Jacob’s review published on Letterboxd:
I want to go ahead and apologize for this way too lengthy mess. Most of the time I'm really good at hiding what a gigantic nerd I am but this is not one of those times.
First things first I really liked this movie. Above all, I loved how it focused on Peter Parker the teenager firstly and on Peter Parker the superhero secondly. That's something that has always intrigued me about Spider-Man the character but hasn't really been explored well on screen until now. I also liked the small stakes of the movie and the relatively self-contained story that was presented (two concepts that Marvel didn't seem to grasp until now), I liked the fact that I didn't have to watch Uncle Ben die again, and (I can't say this loud enough) EVERY SCENE WITH ZENDAYA.
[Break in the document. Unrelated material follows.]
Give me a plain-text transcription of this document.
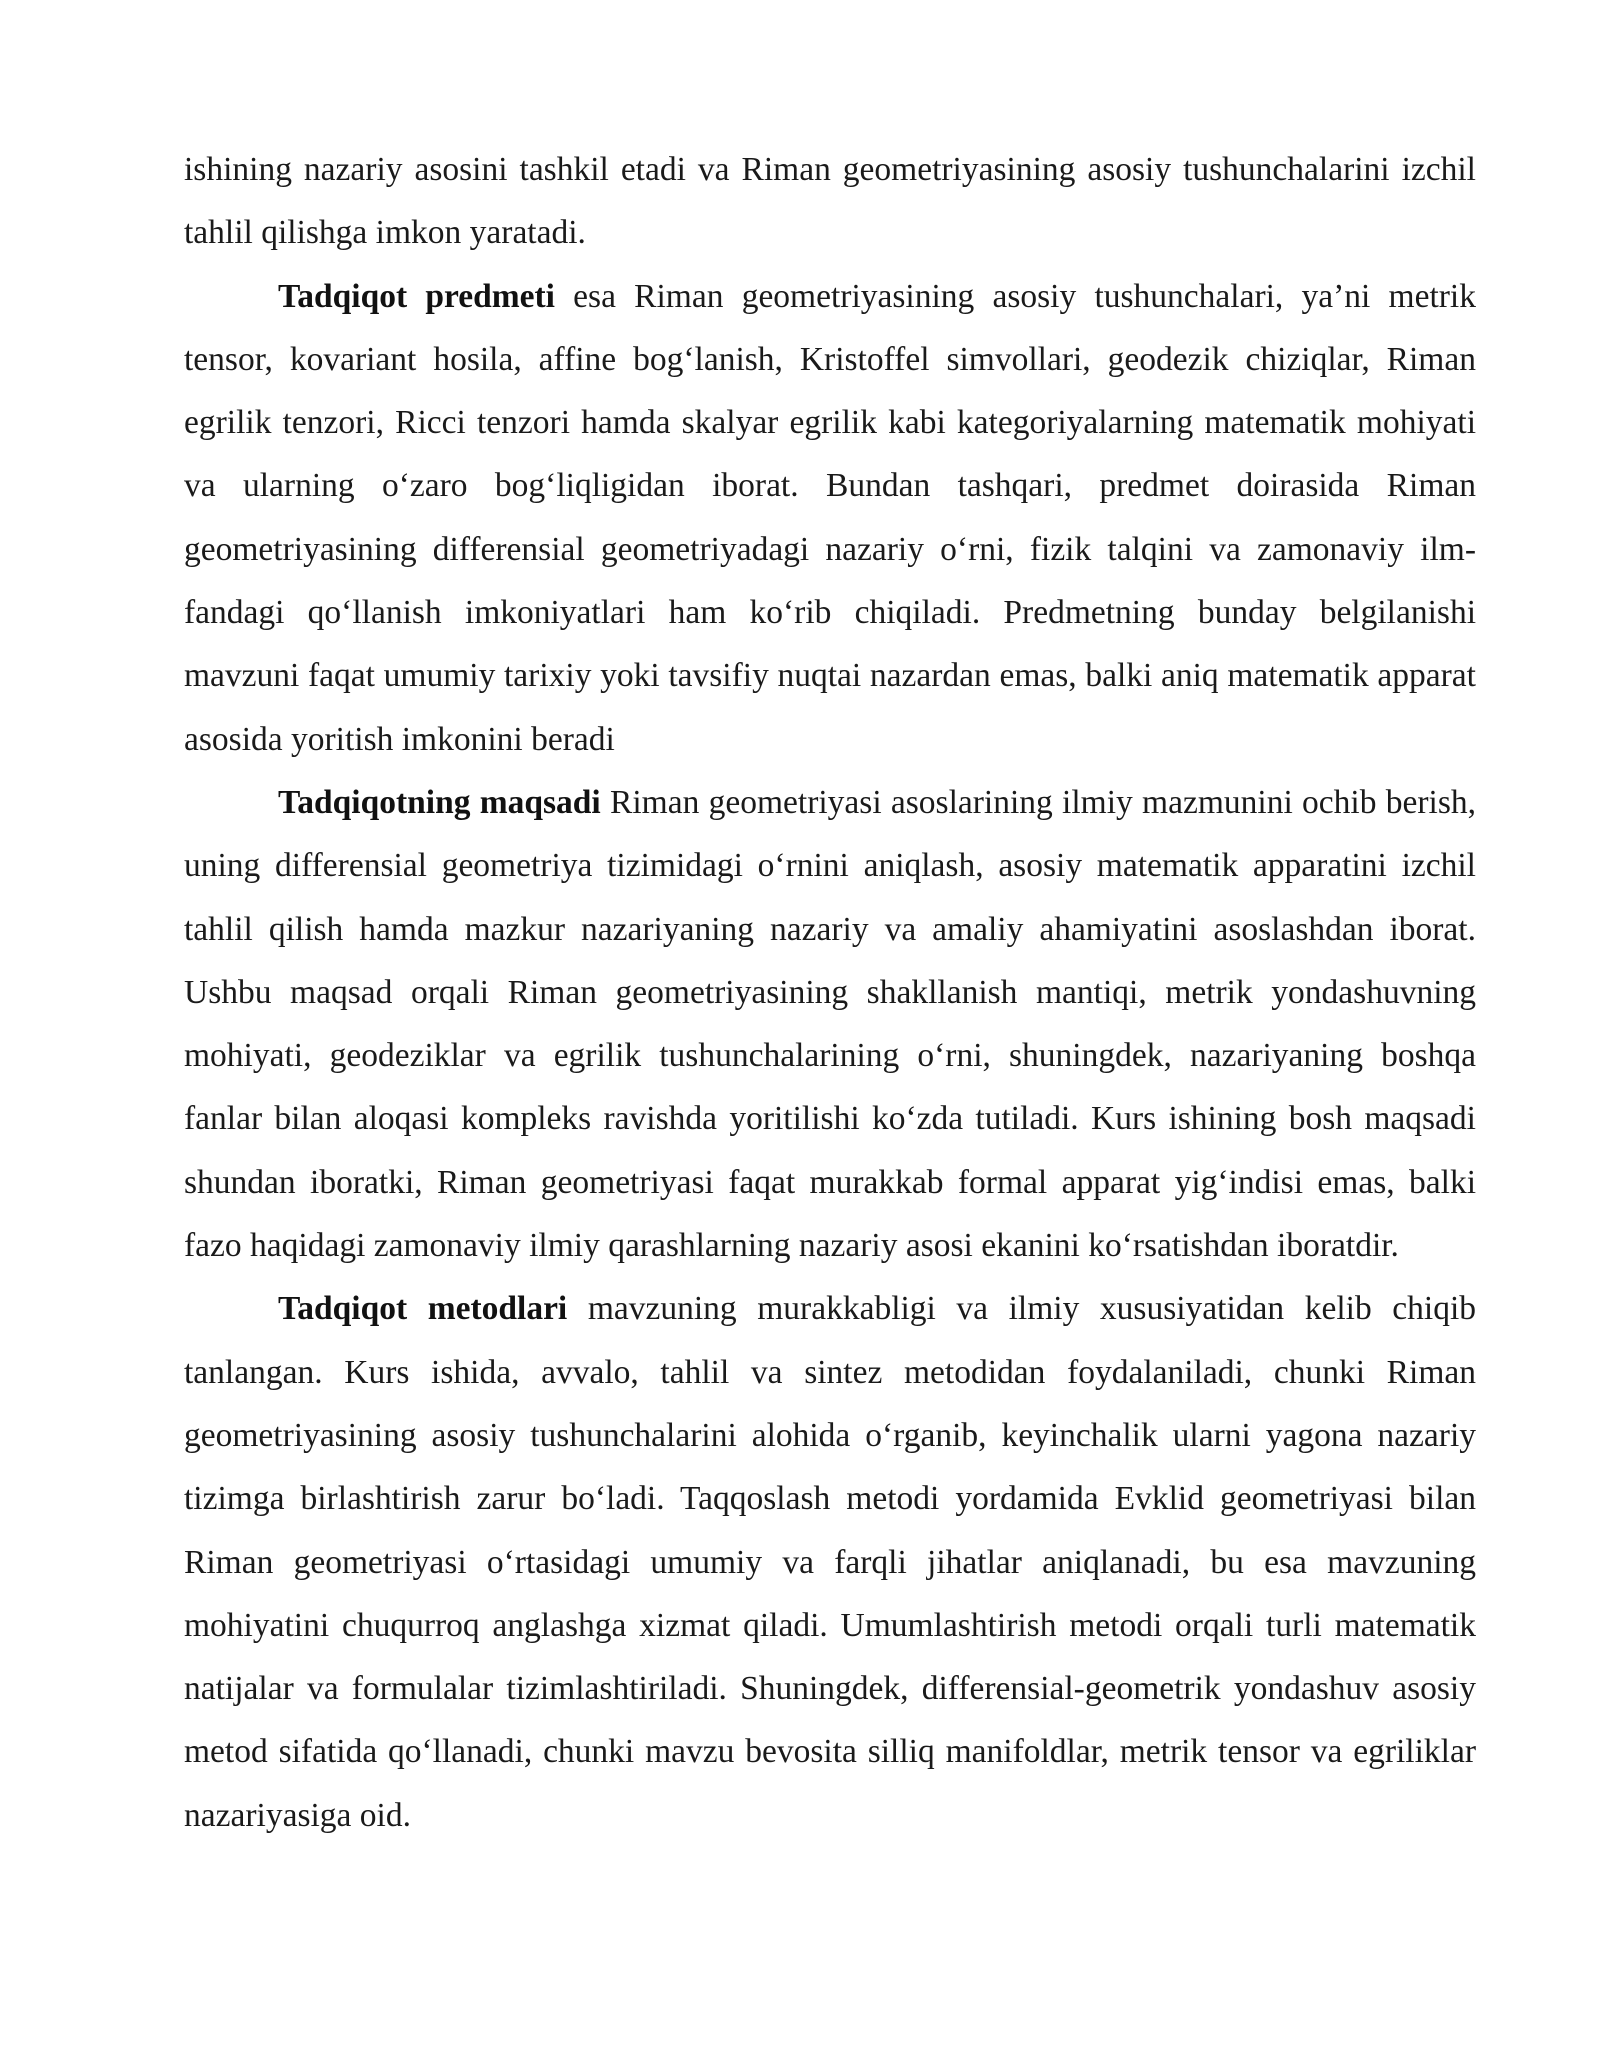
ishining nazariy asosini tashkil etadi va Riman geometriyasining asosiy tushunchalarini izchil tahlil qilishga imkon yaratadi.

Tadqiqot predmeti esa Riman geometriyasining asosiy tushunchalari, ya’ni metrik tensor, kovariant hosila, affine bog‘lanish, Kristoffel simvollari, geodezik chiziqlar, Riman egrilik tenzori, Ricci tenzori hamda skalyar egrilik kabi kategoriyalarning matematik mohiyati va ularning o‘zaro bog‘liqligidan iborat. Bundan tashqari, predmet doirasida Riman geometriyasining differensial geometriyadagi nazariy o‘rni, fizik talqini va zamonaviy ilm-fandagi qo‘llanish imkoniyatlari ham ko‘rib chiqiladi. Predmetning bunday belgilanishi mavzuni faqat umumiy tarixiy yoki tavsifiy nuqtai nazardan emas, balki aniq matematik apparat asosida yoritish imkonini beradi

Tadqiqotning maqsadi Riman geometriyasi asoslarining ilmiy mazmunini ochib berish, uning differensial geometriya tizimidagi o‘rnini aniqlash, asosiy matematik apparatini izchil tahlil qilish hamda mazkur nazariyaning nazariy va amaliy ahamiyatini asoslashdan iborat. Ushbu maqsad orqali Riman geometriyasining shakllanish mantiqi, metrik yondashuvning mohiyati, geodeziklar va egrilik tushunchalarining o‘rni, shuningdek, nazariyaning boshqa fanlar bilan aloqasi kompleks ravishda yoritilishi ko‘zda tutiladi. Kurs ishining bosh maqsadi shundan iboratki, Riman geometriyasi faqat murakkab formal apparat yig‘indisi emas, balki fazo haqidagi zamonaviy ilmiy qarashlarning nazariy asosi ekanini ko‘rsatishdan iboratdir.

Tadqiqot metodlari mavzuning murakkabligi va ilmiy xususiyatidan kelib chiqib tanlangan. Kurs ishida, avvalo, tahlil va sintez metodidan foydalaniladi, chunki Riman geometriyasining asosiy tushunchalarini alohida o‘rganib, keyinchalik ularni yagona nazariy tizimga birlashtirish zarur bo‘ladi. Taqqoslash metodi yordamida Evklid geometriyasi bilan Riman geometriyasi o‘rtasidagi umumiy va farqli jihatlar aniqlanadi, bu esa mavzuning mohiyatini chuqurroq anglashga xizmat qiladi. Umumlashtirish metodi orqali turli matematik natijalar va formulalar tizimlashtiriladi. Shuningdek, differensial-geometrik yondashuv asosiy metod sifatida qo‘llanadi, chunki mavzu bevosita silliq manifoldlar, metrik tensor va egriliklar nazariyasiga oid.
Now, that being said, let me complain a little. Do you guys miss the time when a superhero movie didn't have to squeeze itself into like 25 other superhero movies and set up for about 100 future superhero movies? 13 years ago, when I was a little kid going to the movies to see Spider-Man 2, I first realized that the world of Spider-Man was richer than any other Marvel character, and I'm really afraid it's not going to be explored to its full potential because we have to feature every Avenger and fit in the Infinity Stones and don't forget about those Post-Credit scenes. I mean, I love the MCU as much as the next guy but man it can be exhausting! How can I focus on Peter and MJ's relationship when the entire galaxy is sure to be threatened in the next Thor movie? That kind of cheapens everything that I loved about the original Spider-Man. Though it got messy at the end, I miss the simplicity of Sam Raimi's universe, and I'm a little sad because I doubt any superhero movie will ever be like that again. No one will probably ever get to dive into Gotham for three whole movies the way Christopher Nolan did. Nobody's going to get to explore any single character to that extent.
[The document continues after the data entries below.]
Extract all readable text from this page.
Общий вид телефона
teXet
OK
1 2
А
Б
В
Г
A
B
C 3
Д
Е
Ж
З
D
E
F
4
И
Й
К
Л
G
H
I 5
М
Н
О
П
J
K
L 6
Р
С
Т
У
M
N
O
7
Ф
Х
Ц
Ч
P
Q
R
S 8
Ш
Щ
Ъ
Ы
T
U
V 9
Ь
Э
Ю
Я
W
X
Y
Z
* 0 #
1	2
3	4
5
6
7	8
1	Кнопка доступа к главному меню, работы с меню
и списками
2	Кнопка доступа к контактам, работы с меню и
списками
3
So, noting all of that, let me end this review with a bit of a spoiler and a plea to Marvel. In the last scene Tony Stark offers Spider-Man a place on the Avengers and starts talking about where he'll fit in with everyone else until Peter stops him and says that he prefers to "stay on the ground a little longer." I love this because the Avengers of the MCU are the exact opposite of everything I love about Spider-Man. They are extremely public figures with no secret identities, they work closely with the authorities, and they share a close knit universe with each other. Spider-Man is New York's superhero, not the world's. And the fact that he chose Queens over the Quinjet gives me hope.
So, Marvel, please follow up on the promise I felt like you made in the final scene of this movie. Don't feel compelled to drag Iron Man and Hulk and Black Widow into every future Spider-Man movie. Don't pass over the great Spider-Man villains in favor of expanding Loki's or Thanos's role in the MCU. Just let Peter Parker be a teenager and our friendly neighborhood Spider-Man. I promise you that will be enough. Thank you.